1. a kind of preparation method of the nano enzyme based on people's ferritin, which is characterized in that using people's ferritin as fusion partner, by mesh Mark enzyme is placed in its N-terminal and carries out amalgamation and expression, and connection peptide is inserted between target enzyme and people's ferritin.

2. preparation method according to claim 1, which is characterized in that include the following steps：Human cloning ferritin and target enzyme Gene, splicing obtain people's ferritin-connection peptide-target enzyme antigen-4 fusion protein gene, and construction recombination plasmid converts escherichia coli host Bacterium, screening obtain engineered strain, culturing engineering bacterium, the expression of induction people ferritin-connection peptide-target enzyme fusion proteins, through nickel Ion affinity chromatography purifies, and separation obtains people's ferritin-connection peptide-target enzyme fusion proteins.

3. according to any preparation method of claims 1 or 2, which is characterized in that the target enzyme is hydrolase.

4. preparation method according to claim 3, which is characterized in that the hydrolase is Methyl Parathion Hydrolase or large intestine Bacillus alkaline phosphatase.
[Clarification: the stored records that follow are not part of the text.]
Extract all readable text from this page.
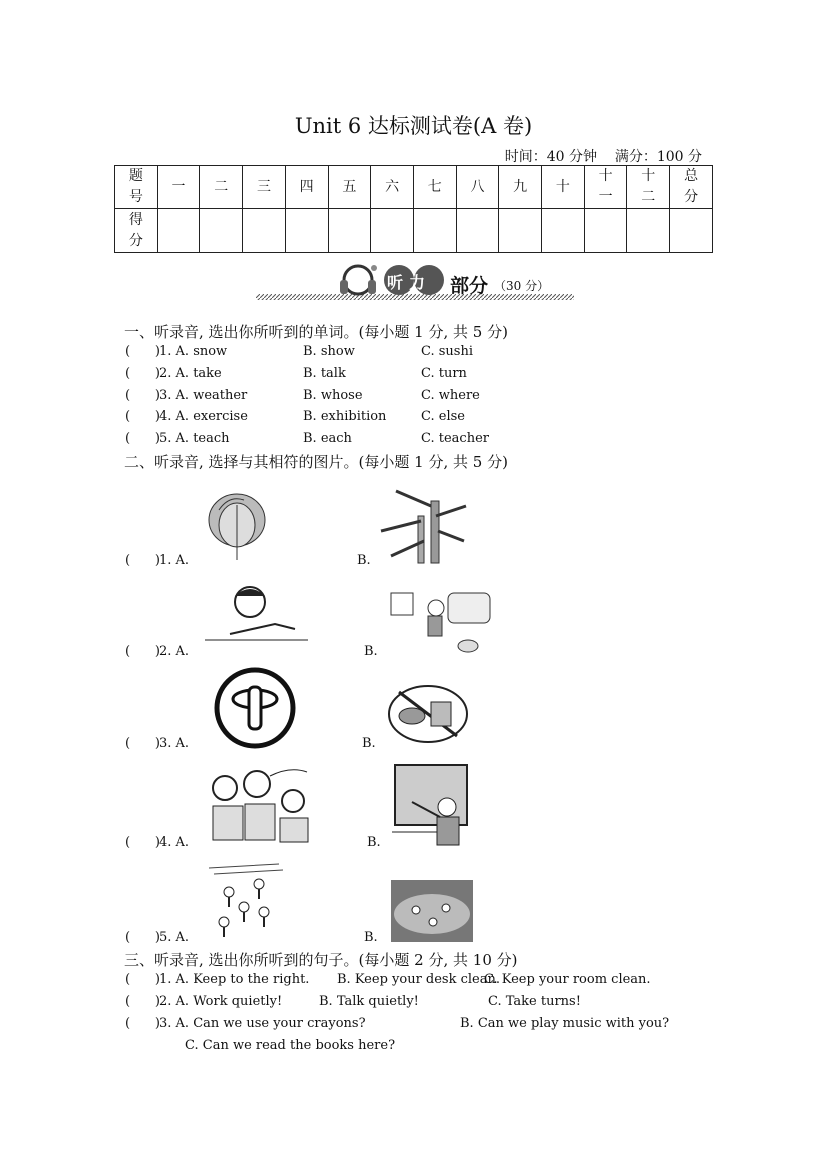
Unit 6 达标测试卷(A 卷)
时间：40 分钟    满分：100 分
题号	一	二	三	四	五	六	七	八	九	十	十一	十二	总分
得分													
听力 部分 （30 分）
一、听录音, 选出你所听到的单词。(每小题 1 分, 共 5 分)
(      ) 1. A. snow	B. show	C. sushi
(      ) 2. A. take	B. talk	C. turn
(      ) 3. A. weather	B. whose	C. where
(      ) 4. A. exercise	B. exhibition	C. else
(      ) 5. A. teach	B. each	C. teacher
二、听录音, 选择与其相符的图片。(每小题 1 分, 共 5 分)
(      ) 1. A.	B.
(      ) 2. A.	B.
(      ) 3. A.	B.
(      ) 4. A.	B.
(      ) 5. A.	B.
三、听录音, 选出你所听到的句子。(每小题 2 分, 共 10 分)
(      ) 1. A. Keep to the right. B. Keep your desk clean.
C. Keep your room clean.
(      ) 2. A. Work quietly!	B. Talk quietly!	C. Take turns!
(      ) 3. A. Can we use your crayons?	B. Can we play music with you?
C. Can we read the books here?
5. the nano enzyme being prepared by any one of Claims 1 to 4 preparation method, which is characterized in that the nano enzyme For fusion protein, target enzyme, connection peptide and people's ferritin are followed successively by from N-terminal to C-terminal.

6. nano enzyme according to claim 5, which is characterized in that the amino acid sequence of the fusion protein is SEQ ID NO:1~SEQ ID NO:Any bar in 2.
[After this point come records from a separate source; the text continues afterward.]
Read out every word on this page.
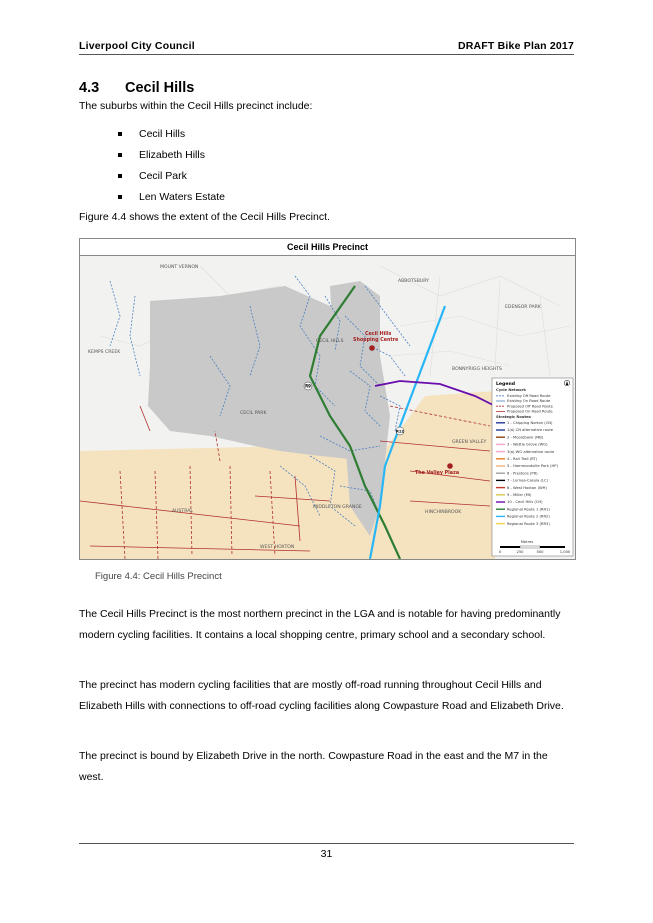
Liverpool City Council	DRAFT Bike Plan 2017
4.3 Cecil Hills
The suburbs within the Cecil Hills precinct include:
Cecil Hills
Elizabeth Hills
Cecil Park
Len Waters Estate
Figure 4.4 shows the extent of the Cecil Hills Precinct.
Cecil Hills Precinct
R9
R12
MOUNT VERNON
ABBOTSBURY
EDENSOR PARK
KEMPS CREEK
CECIL HILLS
Cecil Hills
Shopping Centre
BONNYRIGG HEIGHTS
CECIL PARK
GREEN VALLEY
The Valley Plaza
AUSTRAL
MIDDLETON GRANGE
HINCHINBROOK
WEST HOXTON
Legend
Cycle Network
Existing Off Road Route
Existing On Road Route
Proposed Off Road Route
Proposed On Road Route
Strategic Routes
1 - Chipping Norton (CN)
1(a) CN alternative route
2 - Moorebank (MB)
3 - Wattle Grove (WG)
3(a) WG alternative route
4 - Rail Trail (RT)
5 - Hammondville Park (HP)
6 - Prestons (PR)
7 - Lurnea-Casula (LC)
8 - West Hoxton (WH)
9 - Miller (MI)
10 - Cecil Hills (CH)
Regional Route 1 (RR1)
Regional Route 2 (RR2)
Regional Route 3 (RR3)
Metres
0	250	500	1,000
Figure 4.4: Cecil Hills Precinct
The Cecil Hills Precinct is the most northern precinct in the LGA and is notable for having predominantly modern cycling facilities. It contains a local shopping centre, primary school and a secondary school.
The precinct has modern cycling facilities that are mostly off-road running throughout Cecil Hills and Elizabeth Hills with connections to off-road cycling facilities along Cowpasture Road and Elizabeth Drive.
The precinct is bound by Elizabeth Drive in the north. Cowpasture Road in the east and the M7 in the west.
31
7. the fusion of nano enzyme described in a kind of coding claim 6, which is characterized in that the nucleotide of the fusion Sequence is SEQ ID NO:3~SEQ ID NO:Any bar in 4.

8. a kind of expression vector containing nucleic acid described in claim 7, which is characterized in that the expression vector is pET28a- MPH-rHF or pET28a-EAP-rHF.
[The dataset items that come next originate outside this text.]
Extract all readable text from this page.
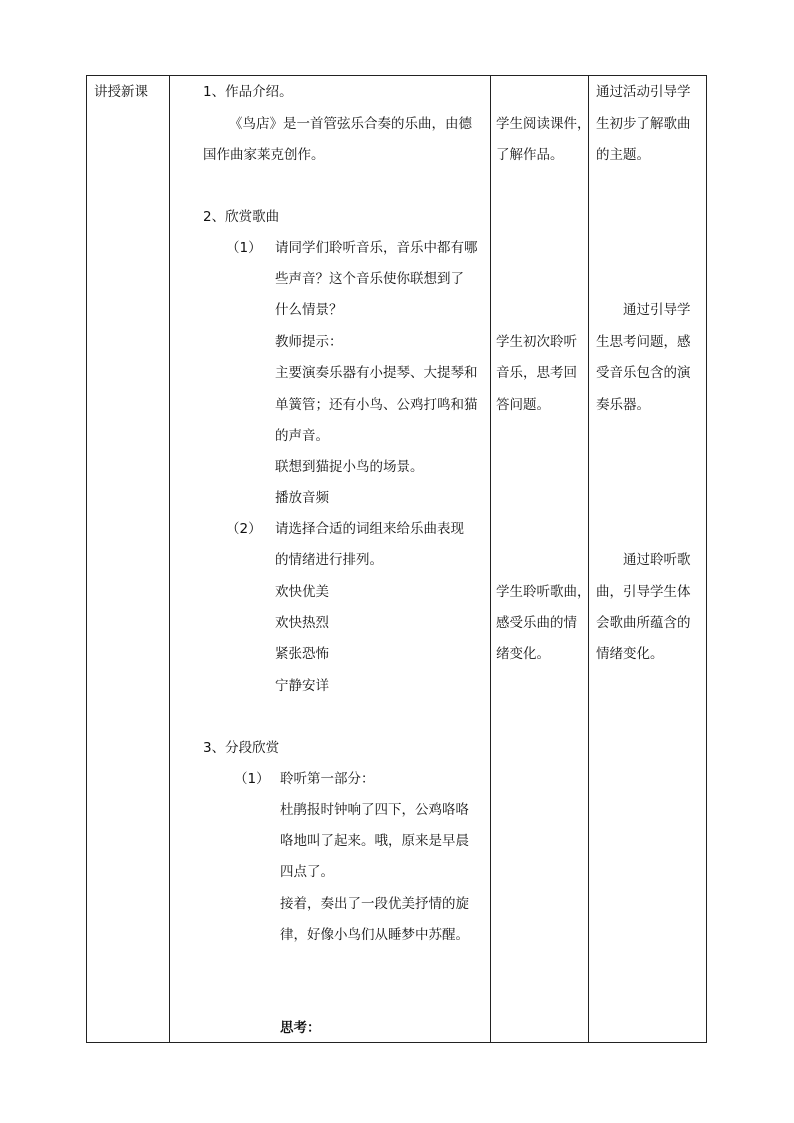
讲授新课	1、作品介绍。
《鸟店》是一首管弦乐合奏的乐曲，由德
国作曲家莱克创作。
2、欣赏歌曲
（1） 请同学们聆听音乐，音乐中都有哪
些声音？这个音乐使你联想到了
什么情景？
教师提示：
主要演奏乐器有小提琴、大提琴和
单簧管；还有小鸟、公鸡打鸣和猫
的声音。
联想到猫捉小鸟的场景。
播放音频
（2） 请选择合适的词组来给乐曲表现
的情绪进行排列。
欢快优美
欢快热烈
紧张恐怖
宁静安详
3、分段欣赏
（1） 聆听第一部分：
杜鹃报时钟响了四下，公鸡咯咯
咯地叫了起来。哦，原来是早晨
四点了。
接着，奏出了一段优美抒情的旋
律，好像小鸟们从睡梦中苏醒。
思考：
学生阅读课件，
了解作品。
学生初次聆听
音乐，思考回
答问题。
学生聆听歌曲，
感受乐曲的情
绪变化。
通过活动引导学
生初步了解歌曲
的主题。
通过引导学
生思考问题，感
受音乐包含的演
奏乐器。
通过聆听歌
曲，引导学生体
会歌曲所蕴含的
情绪变化。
9. a kind of host strain containing expression vector described in claim 8, which is characterized in that the host strain isE. coli BL21（DE3）OrE. coli BL21（DE3）PLysS competent cells.

10. a kind of preparation hydrolyzed for degrading organic phosphor pesticides or catalytic phosphatase monoesters, which is characterized in that the preparation includes The fusion described in nano enzyme, claim 7, expression vector according to any one of claims 8 or right described in claim 6 are wanted Seek the host strain described in 9.